I was over at Dave Petzal's blog and he was talking about recoil.
Touchy subject, that. There are so many variables that enter in to the felt recoil of a given rifle that it's hard to talk about with any consistency.
I'm not afraid of recoil. I routinely shoot max charges through my .54 Renegade, which uses a 530 grain Maxi-Ball. The recoil is stout, but slow. You can roll with it. You better be able to roll with it. I tried shooting it prone one afternoon and the steel buttplate came back against my collar bone. I thought I had broken something. Stiff charges of black powder, and stiff charges of smokeless, there has to be somewhere for the recoil energy to go.
My .45-70 shoots a 500 grain bullet with the same black powder and the recoil seems stiffer than the Renegade. After about fifteen or twenty shots with the .45-70, I was done.
Stepping down to .30-06, I wasn't happy with my Savage rifle until I mounted a good recoil pad on it. That rifle, launching a 150 grain bullet at something over 2900 fps worked me over pretty good. It's a seven pound rifle, set up for carrying in the woods. It seemed to recoil faster than my son's 7mm Mag, which is pushing a 140 grain bullet just a little over 3000 fps. My son's magnum has a heavy barrel on it, and it long ago got a good recoil pad. I imagine that rifle weighs 10 lbs or more. All thing being equal, the lighter the bullet, the lighter the recoil. The heavier the rifle, the lighter the recoil. The slower the bullet, the lighter the recoil. So, son's rifle, though a magnum, is heavier and launches lighter bullets only marginally faster. His magnum seems to recoil less than my standard .30-06. Go figure.
Now, though, with the Pachmayr Decelerator pad on my .30-06, the I'm good for target sessions of 40 to 50 rounds. My .243 is the same rifle, but the lighter bullet and the smaller powder charges let me fire it a whole lot more before becoming fatigued. I agree with Petzal that the .30-06 is probably the biggest rifle that most people can handle with accuracy. I find that I shoot the smaller caliber more often because the recoil is lighter.
One secret to managing recoil at the bench is to raise the rifle. Don't hunker down behind the rifle. Sit upright and manage your rifle so that you can fire from an uprght position. If your upper body can rock with the recoil, then you're in a better position to manage it. If your body can't rock with recoil, you're going to absorb it.

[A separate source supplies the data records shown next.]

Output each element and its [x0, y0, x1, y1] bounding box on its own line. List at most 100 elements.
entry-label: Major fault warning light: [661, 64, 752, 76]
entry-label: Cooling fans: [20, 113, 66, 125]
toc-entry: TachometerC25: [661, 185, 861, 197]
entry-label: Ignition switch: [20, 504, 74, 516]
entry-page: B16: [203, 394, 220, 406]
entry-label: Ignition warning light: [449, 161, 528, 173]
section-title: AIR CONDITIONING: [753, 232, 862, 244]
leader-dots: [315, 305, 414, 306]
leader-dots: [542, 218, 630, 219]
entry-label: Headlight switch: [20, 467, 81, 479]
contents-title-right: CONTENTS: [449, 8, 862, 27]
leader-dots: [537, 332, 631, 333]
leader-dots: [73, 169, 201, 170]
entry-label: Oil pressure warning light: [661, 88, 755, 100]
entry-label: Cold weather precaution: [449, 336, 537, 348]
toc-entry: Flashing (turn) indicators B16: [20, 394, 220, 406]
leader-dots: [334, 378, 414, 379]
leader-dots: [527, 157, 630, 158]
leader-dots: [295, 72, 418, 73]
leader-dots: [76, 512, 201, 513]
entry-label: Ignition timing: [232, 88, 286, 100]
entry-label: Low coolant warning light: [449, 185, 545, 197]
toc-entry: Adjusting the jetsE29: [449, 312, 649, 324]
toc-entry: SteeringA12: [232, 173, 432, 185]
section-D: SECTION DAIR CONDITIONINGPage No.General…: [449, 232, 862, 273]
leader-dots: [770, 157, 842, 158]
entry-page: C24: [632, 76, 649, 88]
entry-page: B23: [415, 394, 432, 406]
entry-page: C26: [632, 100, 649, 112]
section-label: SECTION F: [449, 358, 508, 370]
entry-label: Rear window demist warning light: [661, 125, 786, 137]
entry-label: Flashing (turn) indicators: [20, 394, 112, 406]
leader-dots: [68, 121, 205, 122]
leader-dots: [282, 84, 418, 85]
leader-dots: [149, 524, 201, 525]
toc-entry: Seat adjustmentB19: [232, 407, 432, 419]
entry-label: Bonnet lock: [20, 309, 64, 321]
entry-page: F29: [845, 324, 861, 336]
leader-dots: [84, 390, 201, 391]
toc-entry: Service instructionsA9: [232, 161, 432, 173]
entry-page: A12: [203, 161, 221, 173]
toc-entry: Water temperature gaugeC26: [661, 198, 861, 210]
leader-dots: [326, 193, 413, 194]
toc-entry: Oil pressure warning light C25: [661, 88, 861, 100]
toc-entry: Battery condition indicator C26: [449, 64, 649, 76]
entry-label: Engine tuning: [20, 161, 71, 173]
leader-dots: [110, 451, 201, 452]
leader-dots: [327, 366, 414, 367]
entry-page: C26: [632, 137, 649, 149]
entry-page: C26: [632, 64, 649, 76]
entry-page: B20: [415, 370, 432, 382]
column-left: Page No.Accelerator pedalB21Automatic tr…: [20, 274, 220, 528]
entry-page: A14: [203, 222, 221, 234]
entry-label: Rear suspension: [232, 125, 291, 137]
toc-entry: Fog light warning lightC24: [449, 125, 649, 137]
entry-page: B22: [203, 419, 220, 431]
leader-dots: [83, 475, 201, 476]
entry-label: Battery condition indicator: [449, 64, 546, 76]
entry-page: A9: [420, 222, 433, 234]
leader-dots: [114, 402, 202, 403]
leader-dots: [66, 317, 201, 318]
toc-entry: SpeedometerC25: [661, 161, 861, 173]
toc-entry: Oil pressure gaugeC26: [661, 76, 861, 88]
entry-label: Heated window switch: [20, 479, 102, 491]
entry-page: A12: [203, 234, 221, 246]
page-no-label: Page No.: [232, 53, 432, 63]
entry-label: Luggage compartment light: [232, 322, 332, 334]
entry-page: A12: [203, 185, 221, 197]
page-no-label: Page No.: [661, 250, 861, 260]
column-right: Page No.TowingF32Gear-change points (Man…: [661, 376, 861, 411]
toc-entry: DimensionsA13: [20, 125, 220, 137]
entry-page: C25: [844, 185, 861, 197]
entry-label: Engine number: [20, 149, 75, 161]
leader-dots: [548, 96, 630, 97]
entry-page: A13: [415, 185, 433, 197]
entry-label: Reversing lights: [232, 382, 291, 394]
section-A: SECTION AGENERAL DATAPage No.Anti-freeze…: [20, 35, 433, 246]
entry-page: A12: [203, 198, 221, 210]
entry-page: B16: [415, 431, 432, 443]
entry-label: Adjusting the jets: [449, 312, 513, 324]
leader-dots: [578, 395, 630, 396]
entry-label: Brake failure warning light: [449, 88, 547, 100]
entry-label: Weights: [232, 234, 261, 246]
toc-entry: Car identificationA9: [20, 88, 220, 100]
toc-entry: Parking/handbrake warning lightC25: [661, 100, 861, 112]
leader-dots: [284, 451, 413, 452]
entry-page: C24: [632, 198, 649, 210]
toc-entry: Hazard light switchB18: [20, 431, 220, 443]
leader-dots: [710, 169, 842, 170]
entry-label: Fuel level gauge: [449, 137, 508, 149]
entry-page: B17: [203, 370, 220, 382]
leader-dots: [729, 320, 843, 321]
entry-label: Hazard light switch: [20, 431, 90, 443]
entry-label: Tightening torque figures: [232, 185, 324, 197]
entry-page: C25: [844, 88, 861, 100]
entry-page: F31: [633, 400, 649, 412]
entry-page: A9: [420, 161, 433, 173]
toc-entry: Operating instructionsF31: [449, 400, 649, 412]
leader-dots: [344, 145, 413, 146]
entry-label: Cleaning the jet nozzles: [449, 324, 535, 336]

Of course, we'd all be better off if we got away from the bench entirely and did a whole lot more shooting from field positions. Those field positions let your body rock with the recoil and you won't notice it as much.
However, there is one firearm in my battery that I absolutely hate to shoot, primarily because of the recoil. A Remington Sportsman, in 20 gauge, the gun is modeled after Browning's squarebacked Auto-Five. That old shotgun was made in the mid 1930's and my son owns it now. Every time I ever tried to fire it, it reared up and smacked me in the chops. Shooting it was personally painful, but my son doesn't seem to notice it. He revels in recoil, so that shotgun is right for him.
Ain't recoil strange?
1 comment:
You took the words right out my mouth.
A buddy of mine has several WWII rifles, British .303, K98 7.92, and a 03A04. The K98 and Springfield I can handle just fine, but that .303 kicks like a mule. Atleast with me it does.
My father has the same shotgun but in 12ga and I think the recoil is light by my Mossberg is heavy.
So recoil as you and Dave stated is objection to ones idea of it.